# Online Hijack This logfile Analyzer



## Zaney1 (Aug 6, 2006)

:up: This site is not as accurate as a live person looking at your logfile but it is quick & will locate most problems accurately.
http://www.hijackthis.de/en


----------



## ferrija1 (Apr 11, 2006)

Those things can be really bad and tell you to do things that you shouldn't if you aren't careful. I definitely wouldn't use one, it's not that hard to roughly analyze one yourself.


----------



## flavallee (May 12, 2002)

Do *NOT* use that on-line HijackThis analyzer! Post your log on this forum and then allow the experts to analyze it for you.
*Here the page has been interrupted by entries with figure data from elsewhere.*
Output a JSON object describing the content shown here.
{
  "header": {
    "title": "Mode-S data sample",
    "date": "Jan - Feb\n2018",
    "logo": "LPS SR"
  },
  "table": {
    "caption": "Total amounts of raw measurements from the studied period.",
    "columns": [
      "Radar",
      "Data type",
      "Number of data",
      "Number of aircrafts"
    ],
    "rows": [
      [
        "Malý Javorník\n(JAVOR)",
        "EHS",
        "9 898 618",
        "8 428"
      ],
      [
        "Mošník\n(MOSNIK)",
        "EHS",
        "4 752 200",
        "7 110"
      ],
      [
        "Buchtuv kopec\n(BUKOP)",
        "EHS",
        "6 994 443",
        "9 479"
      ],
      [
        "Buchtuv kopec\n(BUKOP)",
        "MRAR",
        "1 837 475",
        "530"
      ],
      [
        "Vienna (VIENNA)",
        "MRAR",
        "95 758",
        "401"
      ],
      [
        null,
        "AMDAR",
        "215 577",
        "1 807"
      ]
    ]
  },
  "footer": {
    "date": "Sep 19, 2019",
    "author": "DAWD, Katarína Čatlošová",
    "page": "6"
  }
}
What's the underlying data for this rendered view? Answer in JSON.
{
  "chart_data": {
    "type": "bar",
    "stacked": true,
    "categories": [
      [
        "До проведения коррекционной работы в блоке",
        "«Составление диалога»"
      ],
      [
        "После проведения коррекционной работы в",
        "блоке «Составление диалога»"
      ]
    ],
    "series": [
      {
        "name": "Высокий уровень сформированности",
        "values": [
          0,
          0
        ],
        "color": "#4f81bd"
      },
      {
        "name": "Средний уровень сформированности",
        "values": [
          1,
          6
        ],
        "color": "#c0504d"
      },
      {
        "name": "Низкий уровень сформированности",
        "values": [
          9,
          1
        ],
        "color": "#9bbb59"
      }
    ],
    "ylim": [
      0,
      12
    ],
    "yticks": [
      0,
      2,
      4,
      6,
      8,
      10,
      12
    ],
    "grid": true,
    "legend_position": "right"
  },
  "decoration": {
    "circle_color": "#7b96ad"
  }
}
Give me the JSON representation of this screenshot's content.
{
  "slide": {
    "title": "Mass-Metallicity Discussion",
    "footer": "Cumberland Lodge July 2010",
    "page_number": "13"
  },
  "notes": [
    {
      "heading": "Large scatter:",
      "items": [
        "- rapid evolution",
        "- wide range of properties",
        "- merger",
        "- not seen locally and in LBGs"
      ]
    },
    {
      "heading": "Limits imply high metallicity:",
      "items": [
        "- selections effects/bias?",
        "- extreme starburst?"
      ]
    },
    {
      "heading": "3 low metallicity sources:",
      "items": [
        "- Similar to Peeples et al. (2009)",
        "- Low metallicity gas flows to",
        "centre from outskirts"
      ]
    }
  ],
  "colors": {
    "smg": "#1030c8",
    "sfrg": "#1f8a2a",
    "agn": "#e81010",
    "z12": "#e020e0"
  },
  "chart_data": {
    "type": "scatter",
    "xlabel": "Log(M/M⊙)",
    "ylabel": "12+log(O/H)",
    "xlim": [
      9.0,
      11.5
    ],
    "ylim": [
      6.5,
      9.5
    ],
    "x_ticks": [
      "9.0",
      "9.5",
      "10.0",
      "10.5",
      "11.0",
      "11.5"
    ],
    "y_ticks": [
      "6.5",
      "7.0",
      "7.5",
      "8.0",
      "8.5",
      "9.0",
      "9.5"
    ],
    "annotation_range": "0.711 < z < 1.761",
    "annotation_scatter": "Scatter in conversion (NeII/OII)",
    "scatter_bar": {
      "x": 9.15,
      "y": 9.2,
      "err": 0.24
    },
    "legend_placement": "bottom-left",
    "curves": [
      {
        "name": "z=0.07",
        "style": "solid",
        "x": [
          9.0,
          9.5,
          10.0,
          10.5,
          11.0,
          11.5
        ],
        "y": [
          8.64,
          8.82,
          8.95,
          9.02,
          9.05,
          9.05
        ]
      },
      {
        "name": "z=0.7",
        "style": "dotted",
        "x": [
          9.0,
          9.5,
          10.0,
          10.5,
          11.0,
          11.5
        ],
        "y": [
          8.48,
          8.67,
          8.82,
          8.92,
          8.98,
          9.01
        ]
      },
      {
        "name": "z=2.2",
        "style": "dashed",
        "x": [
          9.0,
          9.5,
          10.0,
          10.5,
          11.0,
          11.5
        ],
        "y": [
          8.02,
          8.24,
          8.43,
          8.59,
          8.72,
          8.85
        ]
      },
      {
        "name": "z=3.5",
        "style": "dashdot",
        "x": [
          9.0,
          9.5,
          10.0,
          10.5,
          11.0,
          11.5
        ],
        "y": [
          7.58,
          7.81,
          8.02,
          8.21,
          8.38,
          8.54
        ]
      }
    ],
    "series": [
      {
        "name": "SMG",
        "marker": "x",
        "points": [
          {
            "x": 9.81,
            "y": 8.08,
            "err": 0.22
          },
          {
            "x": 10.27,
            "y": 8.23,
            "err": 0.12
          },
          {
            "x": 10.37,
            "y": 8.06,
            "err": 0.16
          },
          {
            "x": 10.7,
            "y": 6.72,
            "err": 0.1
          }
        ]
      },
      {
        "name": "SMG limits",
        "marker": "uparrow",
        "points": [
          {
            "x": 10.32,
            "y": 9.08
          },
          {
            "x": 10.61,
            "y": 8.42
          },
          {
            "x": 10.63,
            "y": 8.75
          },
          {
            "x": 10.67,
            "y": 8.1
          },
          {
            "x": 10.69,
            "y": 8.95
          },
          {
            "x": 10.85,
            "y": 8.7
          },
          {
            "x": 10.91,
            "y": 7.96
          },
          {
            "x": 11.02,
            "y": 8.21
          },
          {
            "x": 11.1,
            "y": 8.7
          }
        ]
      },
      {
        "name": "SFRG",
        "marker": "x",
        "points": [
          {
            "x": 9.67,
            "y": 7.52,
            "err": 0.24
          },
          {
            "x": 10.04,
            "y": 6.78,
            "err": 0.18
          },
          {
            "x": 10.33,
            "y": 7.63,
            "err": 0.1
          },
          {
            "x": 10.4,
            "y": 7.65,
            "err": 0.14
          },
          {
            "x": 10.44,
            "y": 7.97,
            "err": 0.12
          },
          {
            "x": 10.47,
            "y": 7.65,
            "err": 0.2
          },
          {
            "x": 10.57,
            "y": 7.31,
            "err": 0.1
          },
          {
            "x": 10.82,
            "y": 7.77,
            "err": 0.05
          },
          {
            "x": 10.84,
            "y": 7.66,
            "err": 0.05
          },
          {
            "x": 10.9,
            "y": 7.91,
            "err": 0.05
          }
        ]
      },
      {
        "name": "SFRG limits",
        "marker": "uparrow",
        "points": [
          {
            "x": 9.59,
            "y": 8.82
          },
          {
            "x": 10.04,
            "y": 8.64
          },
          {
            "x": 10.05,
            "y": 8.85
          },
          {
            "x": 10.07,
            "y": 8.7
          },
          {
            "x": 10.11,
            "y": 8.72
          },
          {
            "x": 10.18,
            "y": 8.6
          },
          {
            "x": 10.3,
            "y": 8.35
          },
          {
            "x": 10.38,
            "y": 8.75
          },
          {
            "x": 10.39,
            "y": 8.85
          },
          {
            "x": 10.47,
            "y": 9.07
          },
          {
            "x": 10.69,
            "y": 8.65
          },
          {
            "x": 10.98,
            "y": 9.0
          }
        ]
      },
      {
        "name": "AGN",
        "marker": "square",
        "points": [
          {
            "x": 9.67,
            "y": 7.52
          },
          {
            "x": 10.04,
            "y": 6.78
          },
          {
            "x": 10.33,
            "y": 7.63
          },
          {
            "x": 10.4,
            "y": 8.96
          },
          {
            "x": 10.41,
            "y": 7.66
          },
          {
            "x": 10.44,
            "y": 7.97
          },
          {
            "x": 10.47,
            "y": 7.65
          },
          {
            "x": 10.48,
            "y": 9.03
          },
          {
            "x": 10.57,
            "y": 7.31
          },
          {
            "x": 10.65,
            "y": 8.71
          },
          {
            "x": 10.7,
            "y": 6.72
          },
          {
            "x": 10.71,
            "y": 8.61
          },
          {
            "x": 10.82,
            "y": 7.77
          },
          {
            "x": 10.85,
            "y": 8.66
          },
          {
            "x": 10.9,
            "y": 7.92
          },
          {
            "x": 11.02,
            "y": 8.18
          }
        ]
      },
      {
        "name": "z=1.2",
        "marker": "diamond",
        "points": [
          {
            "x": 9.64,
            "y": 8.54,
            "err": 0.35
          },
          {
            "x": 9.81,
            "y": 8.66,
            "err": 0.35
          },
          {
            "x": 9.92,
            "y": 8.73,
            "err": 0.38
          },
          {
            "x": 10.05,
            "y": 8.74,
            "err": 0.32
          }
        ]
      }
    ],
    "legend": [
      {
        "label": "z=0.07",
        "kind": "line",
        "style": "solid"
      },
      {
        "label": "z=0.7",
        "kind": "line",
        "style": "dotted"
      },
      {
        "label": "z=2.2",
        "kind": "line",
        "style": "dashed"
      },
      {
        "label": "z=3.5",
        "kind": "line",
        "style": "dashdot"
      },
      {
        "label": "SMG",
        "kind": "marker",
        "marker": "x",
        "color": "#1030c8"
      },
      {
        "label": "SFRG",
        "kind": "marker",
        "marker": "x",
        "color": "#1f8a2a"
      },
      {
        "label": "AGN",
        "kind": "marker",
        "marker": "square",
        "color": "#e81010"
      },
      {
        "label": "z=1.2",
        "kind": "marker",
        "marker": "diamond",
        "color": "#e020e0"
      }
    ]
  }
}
-------------------------------------------------------------------------------------


----------



## John Burns (Jul 29, 1999)

flavallee said:


> Do *NOT* use that on-line HijackThis analyzer! Post your log on this forum and then allow the experts to analyze it for you.
> 
> -------------------------------------------------------------------------------------


I agree, flavallee - however, I use the site occassionally to just roughly look at my log - to determine questionable items - then post in here so I have a little more insight before I post the log. But, I never use it to delete or change anything.


----------



## hewee (Oct 26, 2001)

I am like John and use the sites only to see what it says.
Posting it here to find out more is the best thing you can do.
Then once you know you have a good clean log save it and make a note at the top that this log is clean. 
Now you can just look at your new log and see what new thing are added.


----------